À bout de force, il hocha négativement la tête puis chercha les yeux de son amie. Hélas, le manque de lumière ne le lui permit pas en plus de sa vision trouble.
- Je suis déjà mort, nuança Thomas qui afficha une grimace discrète.
- Ne joue pas avec mes mots !
Thomas soupira et regretta de l'avoir invitée à venir le rejoindre. À cause de sa stupidité, elle assistait à un spectacle qu'il aurait voulu lui éviter. Cependant il n'avait pas prévu que la pierre soit à court d'énergie ce jour-là. Avoir mené les Créatures Divines à Panah avait fini par consommer ses pouvoirs. Sa mission s'arrêtait donc ici. Après tout, il fallait que cela arrive à un moment ou à un autre. Qu'est-ce que cela changeait ? Rien, absolument rien. Au moins, il avait emmené Vah'Medoh, Vah'Ruta, Vah'Rudania et Vah'Naboris au capitaine. Leurs derniers ordres étaient clairs : protéger le palais de toute attaque ennemie. Et celle-ci ne tarderait pas, l'androïde le sentait au fond de lui-même. Les Corrompus s'apprêtaient à envahir Panah pour de bon. Au moment où il voulut la repousser, il fut pris d'une quinte de toux qui ne lui était plus inconnue à présent. Une substance, d'un rouge foncé, s'échappa de sa bouche et s'écoula le long des commissures de ses lèvres. Le voyant dans un tel état de faiblesse, Iris ne put refouler ses larmes qui vinrent mouiller ses joues.
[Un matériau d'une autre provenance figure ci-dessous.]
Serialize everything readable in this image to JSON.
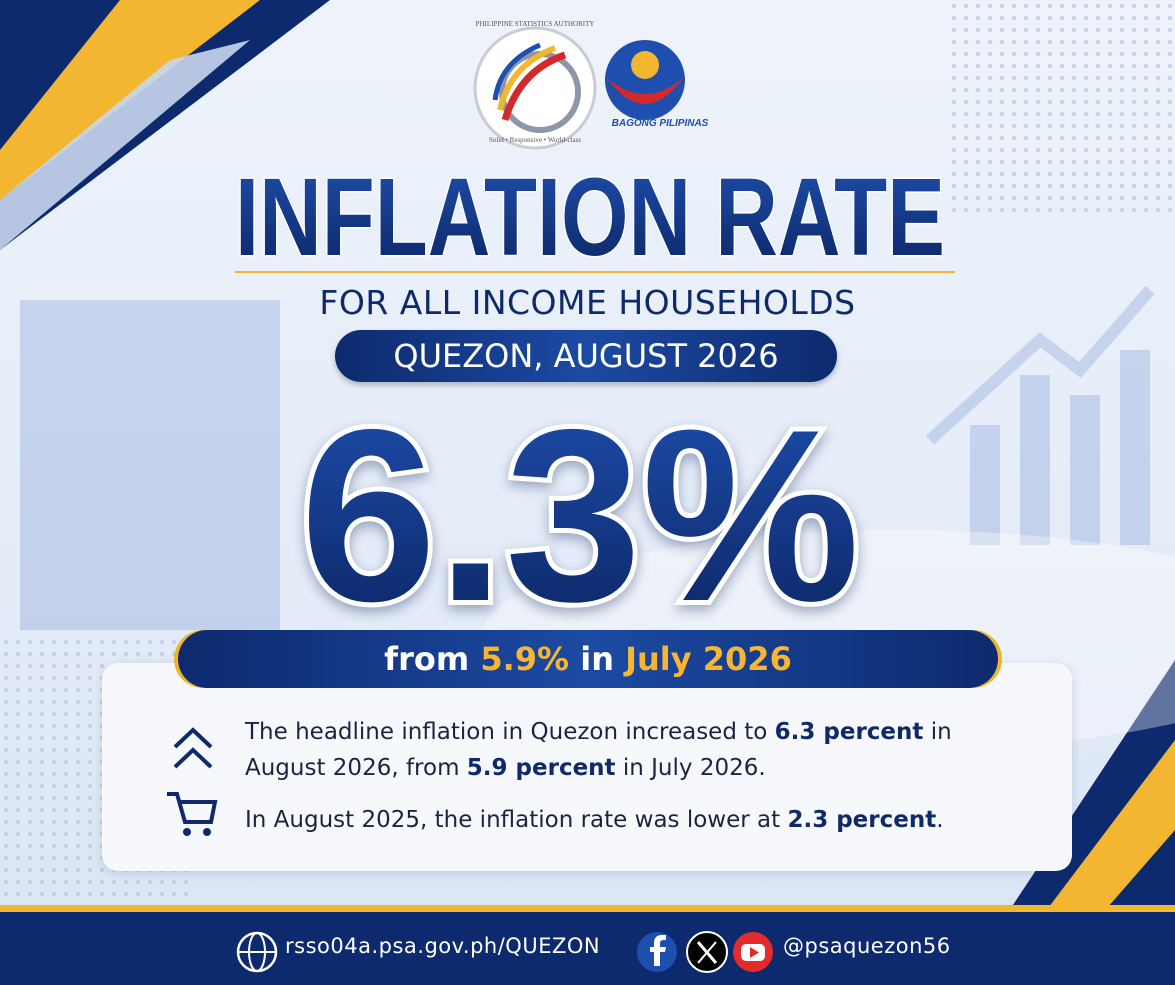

- Es... Espèce d'abruti... bredouilla-t-elle sans avoir le courage de le redresser vers elle.
L'Hylienne tira sur la manche de son manteau puis essaya la bouche de son camarade. Peu lui importait si le liquide tachait le tissu. La situation était bien trop grave pour s'en préoccuper. Elle secoua la tête, les traits tirés à cause ses émotions.
- C'est inutile de pleurer pour moi. Je ne mérite pas ces larmes... prononça-t-il avec difficulté à cause de sa voix enraillée.
Thomas releva une main puis vint la poser contre le visage de son amie afin de mieux percevoir ses contours à travers ce toucher. Sa peau mouillée ne le trompa pas et l'affecta encore plus.
- Tu as failli mourir par ma faute... Mais je ne regrette pas d'avoir sacrifié une partie de ma pierre pour te sauver.
Il déglutit pour chasser le reste de faux sang au fond de sa gorge puis il entrouvrit seulement ses yeux. Leur couleur bleu ressortait d'une autre manière parmi ses cheveux blancs et mal coiffés. Le brun décala sa main sur la joue d'Iris et il vint la placer derrière son oreille pour y replacer quelques mèches de cheveux châtains.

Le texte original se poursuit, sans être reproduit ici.